Quant à l'affilié, Il s'agit de « toute personne exploitant, pour son compte ou pour le compte d'un tiers, au moins un magasin de commerce de détail », notion qui paraît exclure les revendeurs visant une clientèle de professionnels (vente de matériels agricoles, par ex.) et les prestataires de services (restaurateurs, loueurs de matériels).
Contrats visés
La loi du 6 août 2015 précise ensuite, parmi les contrats conclus entre affiliants et affiliés, ceux entrant dans son champ d'application : il s'agit de ceux ayant « pour but commun l'exploitation » d'un magasin de commerce de détail et comportant « des clauses susceptibles de limiter la liberté d'exercice par cet exploitant de son activité commerciale ». Ces conditions ne renvoient pas à des catégories juridiques connues. Sont notamment visés les contrats d'enseigne, de franchise, d'approvisionnement exclusif, etc. Le texte ne s'applique, par ailleurs, qu'aux contrats comportant des clauses susceptibles de limiter la liberté d'exercice par un exploitant de son activité commerciale. On songe notamment à la clause de non-concurrence contractuelle ou postcontractuelle, ou à la clause de non-réaffiliation, ou encore à celle prévoyant une exclusivité de marque ou d'approvisionnement.

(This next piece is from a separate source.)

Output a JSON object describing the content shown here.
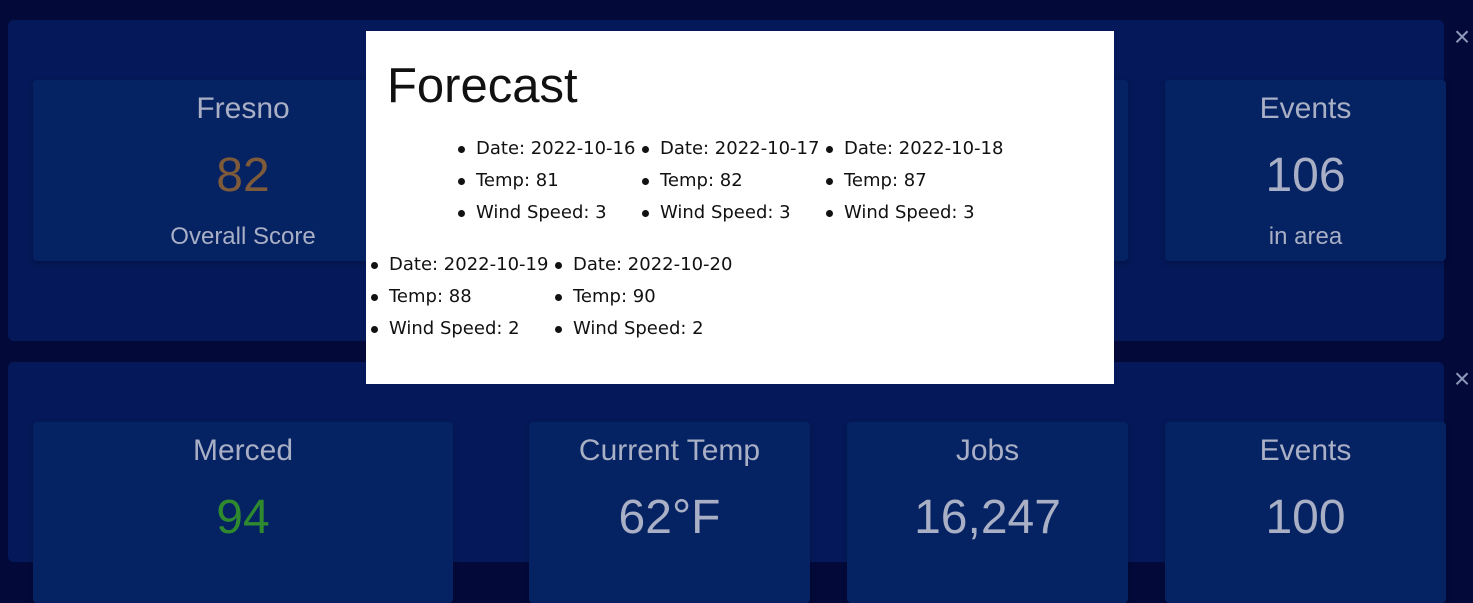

Régime du contrat d'affiliation
Échéance commune
Les contrats relevant de la loi du 6 août 2015 sont soumis à un régime juridique contraignant caractérisé par une exigence d'uniformité des échéances contractuelles, d'indivisibilité légale des contrats et d'interdiction des clauses postcontractuelles limitant la liberté commerciale des affiliés. En effet, ces contrats « prévoient une échéance commune », afin d'éviter que les durées distinctes des différents contrats conclus par la tête de réseau avec le même magasin de détail ne l'empêchent de changer d'enseigne quand il le souhaite. Ainsi, si un contrat de franchise est conclu pour cinq ans et un contrat d'approvisionnement exclusif pour six ans, ce second contrat expirera en réalité, comme le premier, au bout de cinq ans.
Résiliation
L'indivisibilité légale des contrats relevant de la loi du 6 août 2015 réside dans le fait que la résiliation de l'un de ces contrats vaut résiliation de l'ensemble des contrats conclus entre la tête de réseau et le magasin de détail concerné. Par exemple, si l'affilié résilie avant terme le contrat de franchise conclu avec l'affiliant, cette résiliation s'étend au contrat d'approvisionnement conclu entre les deux mêmes parties.
Sanction
Enfin, l'article L. 341-2, I, du code de commerce répute non écrite toute clause ayant pour effet, après l'échéance ou la résiliation des contrats d'affiliation, de « restreindre la liberté commerciale de l'exploitant qui a précédemment souscrit ce contrat ». Ainsi, les clauses de non-concurrence postcontractuelles imposées à l'affilié, en particulier, sont-elles tenues en échec.
Certaines clauses, jugées nécessaires à la protection des intérêts de la tête de réseau, échappent toutefois à toute sanction. Il s'agit, en particulier, de celles « indispensables à la protection du savoir-faire substantiel, spécifique et secret transmis dans le cadre du contrat ». Ainsi, s'agissant d'un contrat de franchise, ne peut être tenue en échec la clause imposant à l'ex-franchisé de ne pas utiliser ou de ne pas dévoiler le savoir-faire que lui a transmis le franchiseur au cours du contrat.